Food delivery companies make initial checks on those who want to work for them, ensuring their age and their legal right to work in Britain. But once approved, the rider can sub-contract their accounts to others, who have not been checked.
“Unchecked account sharing places the public at risk, enables – and therefore encourages – illegal migration, and leads to the exploitation of workers,” Immigration Minister Robert Jenrick said in a statement after he met the three companies on Tuesday.
Immigration officials had already made over 380 arrests involving food delivery drivers so far this year, the government said.
Riders work for the meal delivery companies on a self employed basis that gives them a legal right to subcontract deliveries to a substitute.
Just Eat said it was working closely with the government on the issue.
“At Just Eat, we have high standards and a robust criteria in place for couriers delivering on our behalf,” a spokesperson said.
“This includes ensuring couriers are over the age of 18, carrying out basic criminal checks (DBS), and making sure they have the right to work in the UK.”
The spokesperson said an account holder was responsible for ensuring their substitute met the necessary standards.

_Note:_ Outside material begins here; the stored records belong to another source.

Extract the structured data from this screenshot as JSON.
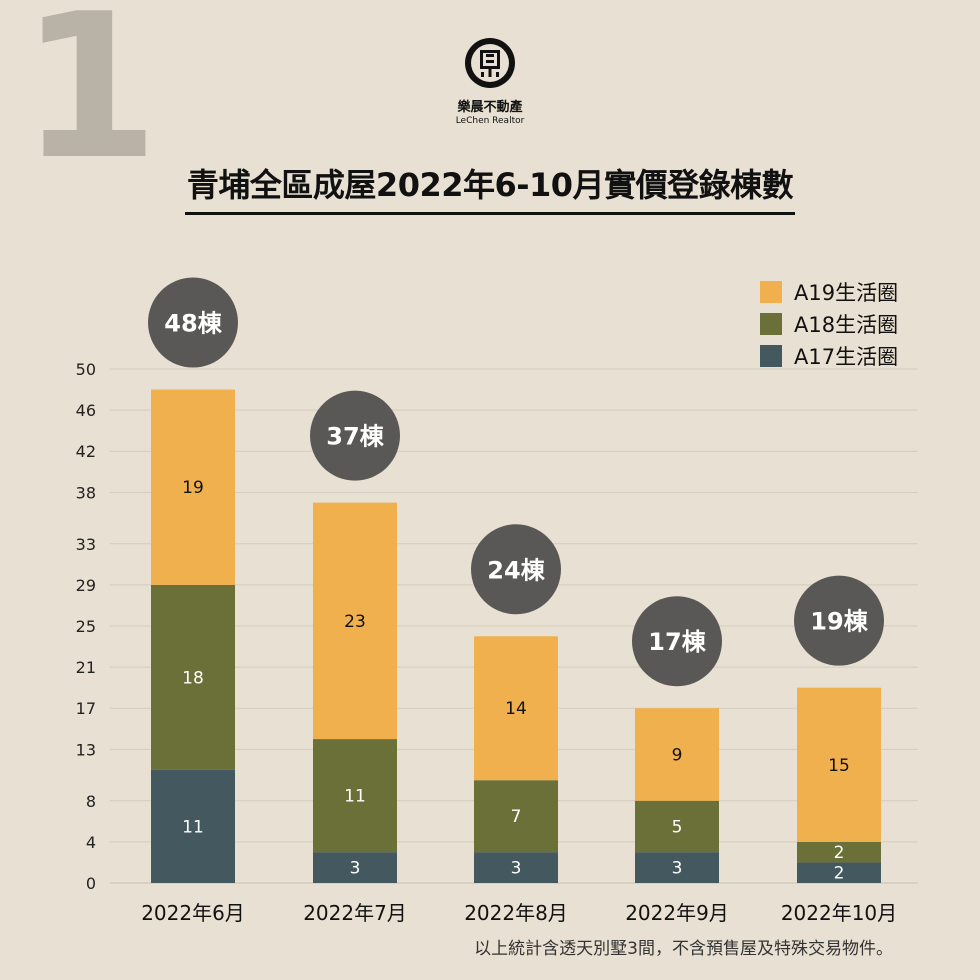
{
  "page_number": "1",
  "brand": {
    "name": "樂晨不動產",
    "subtitle": "LeChen Realtor"
  },
  "footnote": "以上統計含透天別墅3間，不含預售屋及特殊交易物件。",
  "colors": {
    "background": "#e8e0d2",
    "A19": "#f0b04e",
    "A18": "#6b7038",
    "A17": "#44595f",
    "total_bubble": "#5a5856"
  },
  "chart_data": {
    "type": "bar",
    "stacked": true,
    "title": "青埔全區成屋2022年6-10月實價登錄棟數",
    "categories": [
      "2022年6月",
      "2022年7月",
      "2022年8月",
      "2022年9月",
      "2022年10月"
    ],
    "series": [
      {
        "name": "A17生活圈",
        "values": [
          11,
          3,
          3,
          3,
          2
        ]
      },
      {
        "name": "A18生活圈",
        "values": [
          18,
          11,
          7,
          5,
          2
        ]
      },
      {
        "name": "A19生活圈",
        "values": [
          19,
          23,
          14,
          9,
          15
        ]
      }
    ],
    "totals": [
      "48棟",
      "37棟",
      "24棟",
      "17棟",
      "19棟"
    ],
    "legend_order": [
      "A19生活圈",
      "A18生活圈",
      "A17生活圈"
    ],
    "yticks": [
      0,
      4,
      8,
      13,
      17,
      21,
      25,
      29,
      33,
      38,
      42,
      46,
      50
    ],
    "ylim": [
      0,
      50
    ],
    "grid": true,
    "legend_position": "top-right"
  }
}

“If we find that our high expectations are not met, we will immediately take action, including removing couriers from our network,” the spokesperson said.
Deliveroo said it had “a zero tolerance approach” towards any rider who failed to meet their legal obligations.
“We take our responsibilities extremely seriously,” a spokesperson said.
“We have introduced facial recognition technology which will help to counter any abuse on the platform and, as outlined to the Minister this morning, we plan to strengthen this. We will continue to work in close collaboration with the Home Office to support efforts in this area.”